Und noch etwas kommt hinzu: Die Arbeitswelt ist flexibler geworden. Arbeitnehmer wechseln zwischen Unternehmen, Branchen und Ländern hin und her; immer weniger Menschen verbringen ihre komplette Erwerbsbiografie in einem einzigen Betrieb. Arbeitszeitkonten aber sind schwer übertragbar - was kümmert es die nächste Firma, wie viele Überstunden jemand bei der vorherigen absolviert hat? Die Idee, langfristig anzusparen, scheitert an der Kurzfristigkeit des heutigen Arbeitslebens.
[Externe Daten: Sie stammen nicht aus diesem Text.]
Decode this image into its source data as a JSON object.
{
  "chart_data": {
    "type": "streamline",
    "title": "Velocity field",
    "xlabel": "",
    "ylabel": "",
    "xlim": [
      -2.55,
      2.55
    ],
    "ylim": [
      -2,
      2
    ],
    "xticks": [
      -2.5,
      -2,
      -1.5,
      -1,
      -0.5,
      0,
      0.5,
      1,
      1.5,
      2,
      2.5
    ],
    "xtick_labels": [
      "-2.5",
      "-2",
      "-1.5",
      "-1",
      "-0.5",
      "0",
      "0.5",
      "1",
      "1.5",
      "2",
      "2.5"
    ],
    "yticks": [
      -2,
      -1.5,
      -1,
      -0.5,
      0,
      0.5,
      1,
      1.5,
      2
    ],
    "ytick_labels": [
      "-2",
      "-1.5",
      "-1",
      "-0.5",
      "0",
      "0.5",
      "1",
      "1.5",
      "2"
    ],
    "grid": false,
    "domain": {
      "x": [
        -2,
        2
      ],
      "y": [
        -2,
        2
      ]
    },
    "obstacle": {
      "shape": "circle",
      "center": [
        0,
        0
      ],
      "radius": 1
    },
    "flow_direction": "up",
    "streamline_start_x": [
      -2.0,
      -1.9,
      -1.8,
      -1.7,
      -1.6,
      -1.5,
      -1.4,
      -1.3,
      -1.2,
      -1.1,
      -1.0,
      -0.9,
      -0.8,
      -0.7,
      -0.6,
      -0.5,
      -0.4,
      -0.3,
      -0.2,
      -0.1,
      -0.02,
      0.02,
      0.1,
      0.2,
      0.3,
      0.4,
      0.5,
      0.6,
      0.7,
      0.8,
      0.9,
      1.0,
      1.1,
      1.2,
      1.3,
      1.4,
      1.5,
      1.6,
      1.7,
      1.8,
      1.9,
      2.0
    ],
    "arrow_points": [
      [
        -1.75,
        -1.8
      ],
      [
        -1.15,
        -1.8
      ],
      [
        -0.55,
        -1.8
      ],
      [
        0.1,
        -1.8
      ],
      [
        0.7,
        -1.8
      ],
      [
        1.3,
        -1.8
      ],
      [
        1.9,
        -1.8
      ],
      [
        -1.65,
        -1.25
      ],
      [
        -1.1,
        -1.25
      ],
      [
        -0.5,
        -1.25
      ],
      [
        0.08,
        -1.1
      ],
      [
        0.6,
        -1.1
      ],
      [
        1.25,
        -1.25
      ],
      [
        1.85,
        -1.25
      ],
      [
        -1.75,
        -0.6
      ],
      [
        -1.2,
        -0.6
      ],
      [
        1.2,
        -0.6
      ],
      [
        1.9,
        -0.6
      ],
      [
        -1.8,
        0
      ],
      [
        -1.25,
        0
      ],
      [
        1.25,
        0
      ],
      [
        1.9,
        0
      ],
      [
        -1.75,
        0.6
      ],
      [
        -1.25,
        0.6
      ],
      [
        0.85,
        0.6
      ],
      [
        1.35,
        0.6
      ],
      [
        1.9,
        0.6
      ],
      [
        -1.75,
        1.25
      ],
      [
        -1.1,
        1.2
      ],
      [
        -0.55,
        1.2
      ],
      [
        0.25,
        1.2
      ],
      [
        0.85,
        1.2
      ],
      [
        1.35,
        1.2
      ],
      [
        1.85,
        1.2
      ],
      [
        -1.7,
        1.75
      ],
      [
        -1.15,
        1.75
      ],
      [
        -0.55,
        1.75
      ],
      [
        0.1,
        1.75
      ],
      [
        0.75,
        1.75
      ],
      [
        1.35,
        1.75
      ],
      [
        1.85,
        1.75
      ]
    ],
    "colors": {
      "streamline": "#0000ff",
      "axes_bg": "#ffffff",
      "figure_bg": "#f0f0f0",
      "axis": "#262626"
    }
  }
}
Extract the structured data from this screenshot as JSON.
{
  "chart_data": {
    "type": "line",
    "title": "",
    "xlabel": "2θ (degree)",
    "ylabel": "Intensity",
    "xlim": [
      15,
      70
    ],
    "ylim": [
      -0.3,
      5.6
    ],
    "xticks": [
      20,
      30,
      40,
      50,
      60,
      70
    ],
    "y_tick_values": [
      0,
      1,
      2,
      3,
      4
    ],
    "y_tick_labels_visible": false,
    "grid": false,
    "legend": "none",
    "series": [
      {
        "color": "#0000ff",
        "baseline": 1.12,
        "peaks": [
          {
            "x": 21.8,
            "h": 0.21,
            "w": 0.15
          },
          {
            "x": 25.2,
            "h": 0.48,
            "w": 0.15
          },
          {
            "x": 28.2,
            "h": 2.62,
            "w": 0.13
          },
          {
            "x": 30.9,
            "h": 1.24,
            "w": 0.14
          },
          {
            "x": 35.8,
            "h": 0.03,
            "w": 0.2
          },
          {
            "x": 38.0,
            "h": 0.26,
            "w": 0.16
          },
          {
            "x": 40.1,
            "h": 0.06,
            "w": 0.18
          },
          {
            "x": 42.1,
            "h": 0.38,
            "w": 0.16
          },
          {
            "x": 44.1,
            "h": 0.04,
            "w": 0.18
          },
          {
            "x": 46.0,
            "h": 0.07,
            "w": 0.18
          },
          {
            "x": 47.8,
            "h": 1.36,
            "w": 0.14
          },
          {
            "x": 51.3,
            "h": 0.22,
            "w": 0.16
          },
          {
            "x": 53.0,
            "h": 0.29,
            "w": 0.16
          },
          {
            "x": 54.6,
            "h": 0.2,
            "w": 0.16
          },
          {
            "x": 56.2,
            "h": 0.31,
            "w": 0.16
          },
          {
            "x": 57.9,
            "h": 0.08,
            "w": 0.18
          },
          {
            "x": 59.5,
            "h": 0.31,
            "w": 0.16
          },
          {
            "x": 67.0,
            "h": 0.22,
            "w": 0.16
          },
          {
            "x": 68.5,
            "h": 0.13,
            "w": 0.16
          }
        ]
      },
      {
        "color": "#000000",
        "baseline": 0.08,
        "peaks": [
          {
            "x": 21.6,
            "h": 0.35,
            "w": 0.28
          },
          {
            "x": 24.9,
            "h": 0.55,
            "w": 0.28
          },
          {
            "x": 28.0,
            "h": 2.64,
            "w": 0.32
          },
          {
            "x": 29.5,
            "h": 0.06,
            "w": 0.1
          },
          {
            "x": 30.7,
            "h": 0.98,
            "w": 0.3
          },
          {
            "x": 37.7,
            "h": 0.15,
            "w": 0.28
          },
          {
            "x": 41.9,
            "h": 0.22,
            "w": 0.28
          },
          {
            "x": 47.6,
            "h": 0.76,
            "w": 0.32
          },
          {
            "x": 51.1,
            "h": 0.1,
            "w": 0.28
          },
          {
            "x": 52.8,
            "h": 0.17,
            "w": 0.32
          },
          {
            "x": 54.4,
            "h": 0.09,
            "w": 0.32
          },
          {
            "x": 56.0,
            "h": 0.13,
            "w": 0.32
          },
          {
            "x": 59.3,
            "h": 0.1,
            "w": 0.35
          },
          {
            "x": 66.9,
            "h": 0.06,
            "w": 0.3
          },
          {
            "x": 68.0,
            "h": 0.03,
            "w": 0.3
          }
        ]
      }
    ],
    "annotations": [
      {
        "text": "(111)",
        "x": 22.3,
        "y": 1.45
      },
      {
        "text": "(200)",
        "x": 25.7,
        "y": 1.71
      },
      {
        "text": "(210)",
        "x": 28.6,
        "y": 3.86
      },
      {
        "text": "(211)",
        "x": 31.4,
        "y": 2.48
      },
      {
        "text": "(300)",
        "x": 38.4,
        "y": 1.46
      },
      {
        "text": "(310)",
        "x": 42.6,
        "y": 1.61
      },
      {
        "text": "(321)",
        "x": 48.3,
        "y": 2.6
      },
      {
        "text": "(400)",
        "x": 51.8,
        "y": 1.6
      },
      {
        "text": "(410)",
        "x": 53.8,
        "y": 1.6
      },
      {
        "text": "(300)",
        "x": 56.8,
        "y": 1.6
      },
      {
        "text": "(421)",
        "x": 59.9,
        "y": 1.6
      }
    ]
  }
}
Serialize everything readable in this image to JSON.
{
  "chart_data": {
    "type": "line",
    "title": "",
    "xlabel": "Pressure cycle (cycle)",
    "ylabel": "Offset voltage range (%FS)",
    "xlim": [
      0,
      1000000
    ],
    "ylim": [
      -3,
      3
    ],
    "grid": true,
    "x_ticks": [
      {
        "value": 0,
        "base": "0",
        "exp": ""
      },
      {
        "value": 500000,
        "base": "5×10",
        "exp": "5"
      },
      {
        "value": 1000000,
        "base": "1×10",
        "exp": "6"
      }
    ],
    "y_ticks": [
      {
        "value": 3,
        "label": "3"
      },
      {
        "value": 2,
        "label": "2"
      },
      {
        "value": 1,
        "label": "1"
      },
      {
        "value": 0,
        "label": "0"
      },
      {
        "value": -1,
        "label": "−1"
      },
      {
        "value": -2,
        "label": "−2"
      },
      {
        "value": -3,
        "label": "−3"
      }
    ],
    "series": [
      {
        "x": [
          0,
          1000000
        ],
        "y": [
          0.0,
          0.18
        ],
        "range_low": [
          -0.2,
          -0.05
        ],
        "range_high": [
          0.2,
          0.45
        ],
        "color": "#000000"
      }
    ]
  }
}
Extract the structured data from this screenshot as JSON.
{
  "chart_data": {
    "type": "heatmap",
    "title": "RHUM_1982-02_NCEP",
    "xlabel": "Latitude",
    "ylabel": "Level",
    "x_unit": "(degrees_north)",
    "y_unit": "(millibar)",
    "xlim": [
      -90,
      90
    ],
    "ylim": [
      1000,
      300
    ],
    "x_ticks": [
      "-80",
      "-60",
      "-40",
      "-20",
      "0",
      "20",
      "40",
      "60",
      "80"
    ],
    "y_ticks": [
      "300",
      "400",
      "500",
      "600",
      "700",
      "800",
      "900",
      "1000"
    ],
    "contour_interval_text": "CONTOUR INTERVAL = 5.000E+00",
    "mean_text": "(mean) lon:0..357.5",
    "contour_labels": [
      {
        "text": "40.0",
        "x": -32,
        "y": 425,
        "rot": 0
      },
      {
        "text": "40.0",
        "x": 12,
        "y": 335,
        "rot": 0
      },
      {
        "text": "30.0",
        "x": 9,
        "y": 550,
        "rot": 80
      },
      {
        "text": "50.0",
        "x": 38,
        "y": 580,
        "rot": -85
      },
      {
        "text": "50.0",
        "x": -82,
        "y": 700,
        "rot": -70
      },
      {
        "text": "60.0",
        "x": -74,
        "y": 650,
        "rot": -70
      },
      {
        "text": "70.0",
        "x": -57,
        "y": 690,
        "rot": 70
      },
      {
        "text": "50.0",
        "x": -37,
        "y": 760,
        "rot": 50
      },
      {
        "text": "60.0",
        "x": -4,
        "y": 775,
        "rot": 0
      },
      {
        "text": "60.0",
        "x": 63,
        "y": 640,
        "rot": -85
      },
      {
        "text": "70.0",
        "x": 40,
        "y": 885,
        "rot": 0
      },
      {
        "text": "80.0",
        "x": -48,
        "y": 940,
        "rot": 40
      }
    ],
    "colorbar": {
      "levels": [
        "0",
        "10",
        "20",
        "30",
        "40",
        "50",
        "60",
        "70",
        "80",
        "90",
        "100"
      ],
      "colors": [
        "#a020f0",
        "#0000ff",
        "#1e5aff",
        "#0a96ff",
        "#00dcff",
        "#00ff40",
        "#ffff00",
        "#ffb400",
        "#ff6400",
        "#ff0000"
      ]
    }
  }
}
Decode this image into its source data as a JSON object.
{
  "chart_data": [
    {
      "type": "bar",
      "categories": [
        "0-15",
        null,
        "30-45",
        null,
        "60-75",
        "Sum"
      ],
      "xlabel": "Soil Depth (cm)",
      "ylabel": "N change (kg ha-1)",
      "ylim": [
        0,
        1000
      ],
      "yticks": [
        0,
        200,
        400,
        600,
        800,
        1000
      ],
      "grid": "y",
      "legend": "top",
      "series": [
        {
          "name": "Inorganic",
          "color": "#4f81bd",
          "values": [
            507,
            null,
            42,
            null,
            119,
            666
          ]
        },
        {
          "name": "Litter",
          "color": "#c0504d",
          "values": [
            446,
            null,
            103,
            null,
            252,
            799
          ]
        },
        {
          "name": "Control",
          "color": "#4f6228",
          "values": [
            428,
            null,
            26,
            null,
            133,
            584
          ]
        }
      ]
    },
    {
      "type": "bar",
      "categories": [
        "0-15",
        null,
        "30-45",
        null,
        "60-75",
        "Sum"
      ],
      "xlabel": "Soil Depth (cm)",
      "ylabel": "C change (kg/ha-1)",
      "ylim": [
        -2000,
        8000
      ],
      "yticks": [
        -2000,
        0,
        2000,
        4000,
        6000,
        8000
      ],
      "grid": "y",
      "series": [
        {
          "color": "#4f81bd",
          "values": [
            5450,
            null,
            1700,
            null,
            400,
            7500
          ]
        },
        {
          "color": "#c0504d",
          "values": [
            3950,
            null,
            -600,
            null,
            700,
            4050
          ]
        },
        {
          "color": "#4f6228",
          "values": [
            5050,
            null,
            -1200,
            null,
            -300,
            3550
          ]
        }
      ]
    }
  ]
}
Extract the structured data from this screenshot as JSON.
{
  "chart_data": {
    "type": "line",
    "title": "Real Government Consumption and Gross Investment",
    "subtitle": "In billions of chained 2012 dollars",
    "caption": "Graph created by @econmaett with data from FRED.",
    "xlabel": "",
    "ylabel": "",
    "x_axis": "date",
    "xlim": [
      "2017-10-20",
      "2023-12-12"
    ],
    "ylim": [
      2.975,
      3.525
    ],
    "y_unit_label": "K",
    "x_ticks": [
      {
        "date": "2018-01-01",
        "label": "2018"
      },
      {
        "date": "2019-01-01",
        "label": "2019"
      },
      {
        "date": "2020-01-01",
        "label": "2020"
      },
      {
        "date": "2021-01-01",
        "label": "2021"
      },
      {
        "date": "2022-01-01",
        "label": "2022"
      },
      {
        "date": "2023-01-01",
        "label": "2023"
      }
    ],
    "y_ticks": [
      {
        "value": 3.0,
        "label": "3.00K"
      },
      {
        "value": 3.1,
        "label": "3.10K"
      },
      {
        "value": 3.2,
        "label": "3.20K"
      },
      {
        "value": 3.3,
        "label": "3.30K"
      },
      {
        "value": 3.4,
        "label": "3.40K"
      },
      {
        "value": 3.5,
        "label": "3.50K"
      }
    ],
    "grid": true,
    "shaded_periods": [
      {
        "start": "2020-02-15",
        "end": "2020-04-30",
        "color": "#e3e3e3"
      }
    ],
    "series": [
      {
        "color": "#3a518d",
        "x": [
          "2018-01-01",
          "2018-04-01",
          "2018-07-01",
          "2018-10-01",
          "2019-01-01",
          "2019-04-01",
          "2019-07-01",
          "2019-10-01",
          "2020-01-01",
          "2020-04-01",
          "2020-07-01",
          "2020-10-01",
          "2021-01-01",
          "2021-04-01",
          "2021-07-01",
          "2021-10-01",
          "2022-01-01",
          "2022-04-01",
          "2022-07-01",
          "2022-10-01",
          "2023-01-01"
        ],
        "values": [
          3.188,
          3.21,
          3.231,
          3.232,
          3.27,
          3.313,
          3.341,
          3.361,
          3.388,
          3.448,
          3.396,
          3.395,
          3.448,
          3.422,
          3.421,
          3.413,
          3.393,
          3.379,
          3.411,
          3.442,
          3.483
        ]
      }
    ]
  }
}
Der Automobilhersteller BMW setzt daher lieber auf individuelle Vereinbarungen. »Wir haben Bausteine für die verschiedenen Lebensphasen, die jeweils auf die Beschäftigten zugeschnitten werden können«, sagt Jürgen Lipp, der den Bereich Arbeitszeit leitet. Auszeiten werden zum Beispiel über ein reguläres Zeitkonto oder das Programm Vollzeit select ermöglicht, den Kauf zusätzlicher Urlaubstage.

Auch wenn solche Regelungen nicht nach dem großen Wurf klingen: Sie seien um einiges praxistauglicher als das Langzeitkontenmodell, sagt der Arbeitszeitberater Andreas Hoff. Wichtig sei es, die Idee der unterschiedlichen Verteilung von Arbeitszeit in den einzelnen Lebensphasen weiterzuverfolgen. Denn das Bedürfnis nach Flexibilität werde zunehmen.

Das erlebt Tina Krifka auch bei der Software AG. Immer häufiger wenden sich inzwischen auch jüngere Kollegen an die Leiterin der Gehaltsabteilung, die ihre angesparte Zeit schon bald nutzen wollen. Das bedeutet eine Menge Arbeit für Personalverantwortliche wie Tina Krifka. Wenn sie denn erst einmal von ihrer dreimonatigen Reise zurückkommt.